A survey has found that more than half of UK firms that hire independent contractors have yet to prepare for new off-payroll tax rules that will come into effect in a matter of weeks.
New IR35 off-payroll rules affecting contractors are due to be introduced in April 2021 in the private sector. Firms that employ contractors must use the government's CEST tool to determine whether or not contractors are "inside IR35" for tax purposes.
However, a new poll of more than 3,000 contractors, conducted by IR35 Shield, suggests that many firms are not ready for the changes. The findings show that 52% of in-work contractors have yet to be assessed for IR35.
Worryingly, fears around non-compliance have prompted as many as one in four firms to introduce blanket bans on using contractors.
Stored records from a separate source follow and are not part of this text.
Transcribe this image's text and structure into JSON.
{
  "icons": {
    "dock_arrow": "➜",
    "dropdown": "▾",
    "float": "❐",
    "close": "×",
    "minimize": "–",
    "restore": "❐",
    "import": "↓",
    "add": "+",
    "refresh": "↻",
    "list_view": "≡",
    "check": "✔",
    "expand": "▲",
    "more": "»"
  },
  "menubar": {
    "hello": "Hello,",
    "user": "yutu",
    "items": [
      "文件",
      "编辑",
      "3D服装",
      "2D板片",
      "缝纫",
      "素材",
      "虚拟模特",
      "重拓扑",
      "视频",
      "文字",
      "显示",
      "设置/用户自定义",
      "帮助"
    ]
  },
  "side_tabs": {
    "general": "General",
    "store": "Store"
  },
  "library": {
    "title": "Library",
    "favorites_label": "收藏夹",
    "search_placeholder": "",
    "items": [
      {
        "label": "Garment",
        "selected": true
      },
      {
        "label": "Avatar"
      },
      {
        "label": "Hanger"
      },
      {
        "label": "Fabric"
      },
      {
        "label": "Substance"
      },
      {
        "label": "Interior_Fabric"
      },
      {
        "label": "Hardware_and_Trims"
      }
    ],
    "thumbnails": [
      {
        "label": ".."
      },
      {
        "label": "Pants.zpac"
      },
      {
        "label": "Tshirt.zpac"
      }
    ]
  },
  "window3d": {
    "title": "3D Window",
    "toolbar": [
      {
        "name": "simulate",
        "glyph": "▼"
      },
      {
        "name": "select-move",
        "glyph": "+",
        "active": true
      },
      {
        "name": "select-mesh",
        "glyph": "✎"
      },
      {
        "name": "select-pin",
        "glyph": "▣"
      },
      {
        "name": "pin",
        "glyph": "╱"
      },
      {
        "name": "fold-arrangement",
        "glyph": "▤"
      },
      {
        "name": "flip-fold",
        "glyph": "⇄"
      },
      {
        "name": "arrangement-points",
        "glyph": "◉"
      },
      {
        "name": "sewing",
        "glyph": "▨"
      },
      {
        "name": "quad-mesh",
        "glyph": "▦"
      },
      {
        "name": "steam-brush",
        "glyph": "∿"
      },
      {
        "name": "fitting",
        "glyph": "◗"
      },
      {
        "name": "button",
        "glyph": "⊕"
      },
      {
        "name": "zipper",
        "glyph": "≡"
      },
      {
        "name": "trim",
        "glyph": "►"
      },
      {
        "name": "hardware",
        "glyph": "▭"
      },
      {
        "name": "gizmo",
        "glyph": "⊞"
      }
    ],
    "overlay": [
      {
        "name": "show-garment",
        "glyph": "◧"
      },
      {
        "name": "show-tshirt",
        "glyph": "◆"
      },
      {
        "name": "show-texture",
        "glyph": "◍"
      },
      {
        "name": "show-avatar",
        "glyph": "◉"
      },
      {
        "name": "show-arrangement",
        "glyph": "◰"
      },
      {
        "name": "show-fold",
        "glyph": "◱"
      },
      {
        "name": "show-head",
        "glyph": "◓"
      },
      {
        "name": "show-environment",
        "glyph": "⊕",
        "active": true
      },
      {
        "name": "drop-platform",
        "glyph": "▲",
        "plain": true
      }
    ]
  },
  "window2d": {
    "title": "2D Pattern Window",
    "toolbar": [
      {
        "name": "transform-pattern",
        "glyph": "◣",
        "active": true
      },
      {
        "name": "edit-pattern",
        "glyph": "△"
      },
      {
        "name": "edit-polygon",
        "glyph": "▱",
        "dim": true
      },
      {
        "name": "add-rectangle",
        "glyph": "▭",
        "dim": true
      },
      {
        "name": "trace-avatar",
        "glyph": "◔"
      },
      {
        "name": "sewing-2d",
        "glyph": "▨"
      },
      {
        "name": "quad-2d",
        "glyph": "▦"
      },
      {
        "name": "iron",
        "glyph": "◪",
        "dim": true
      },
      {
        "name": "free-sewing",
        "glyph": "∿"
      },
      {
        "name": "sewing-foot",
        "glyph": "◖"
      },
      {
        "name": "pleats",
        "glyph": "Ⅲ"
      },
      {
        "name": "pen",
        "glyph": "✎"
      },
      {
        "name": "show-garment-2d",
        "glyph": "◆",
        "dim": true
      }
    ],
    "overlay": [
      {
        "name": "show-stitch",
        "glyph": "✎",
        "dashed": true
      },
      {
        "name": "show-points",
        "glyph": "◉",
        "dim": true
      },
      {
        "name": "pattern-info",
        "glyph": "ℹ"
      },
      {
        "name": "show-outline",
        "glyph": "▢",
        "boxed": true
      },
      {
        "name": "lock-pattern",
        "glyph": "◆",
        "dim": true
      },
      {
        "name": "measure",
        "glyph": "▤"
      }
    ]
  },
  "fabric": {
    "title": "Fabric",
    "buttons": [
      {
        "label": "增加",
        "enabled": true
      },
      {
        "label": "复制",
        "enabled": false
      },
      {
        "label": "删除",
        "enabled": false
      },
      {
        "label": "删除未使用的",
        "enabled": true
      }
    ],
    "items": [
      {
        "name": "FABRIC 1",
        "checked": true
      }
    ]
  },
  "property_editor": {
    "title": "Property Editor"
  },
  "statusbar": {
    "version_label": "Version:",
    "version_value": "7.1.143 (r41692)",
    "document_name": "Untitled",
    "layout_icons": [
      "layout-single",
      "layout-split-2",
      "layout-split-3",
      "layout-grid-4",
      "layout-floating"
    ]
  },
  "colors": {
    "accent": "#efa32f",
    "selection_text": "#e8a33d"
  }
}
Only 32% of contractors are confident that they will remain with their current client after April 2021 and 57% said at least half of contractors are likely to leave their client due to IR35.
At present, the findings show that 52% of firms are using HMRC's CEST tool, but 41% of contractors said they will dispute an "inside IR35" result. Three-quarters of those polled said the CEST tool was inaccurate. In addition, 65% of contractors say they will avoid "inside IR35" contracts altogether.
Many hiring firms and agencies have sought to get around their compliance requirements by offering contractors alternative engagement models. However, although 62% of those polled said they had been offered the chance to trade via an umbrella company, only 8% said they are happy to do so and 61% said they would not apply for an "umbrella only" contract.
Since April 2020, agencies have been legally required to provide each worker with a Key Information Document (KID) but the findings show that 86% of contractors weren't provided with a Key Information Document for their last contract and 67% of respondents were not even aware of what a KID is.
Dave Chaplin, ceo of IR35 Shield said: "We have just a few months until off-payroll takes effect in the private sector and it seems that half of the market is leaving compliance until the very last minute. This is likely to cause some severe repercussions for hirers and contractors.
"Blanket bans on limited companies are an expensive way for firms to hire less talented professionals, whilst handing a competitive edge to their competition. Firms need to realise that if they apply best practice and with the correct contracts in place, they can continue to hire the best contractors with confidence."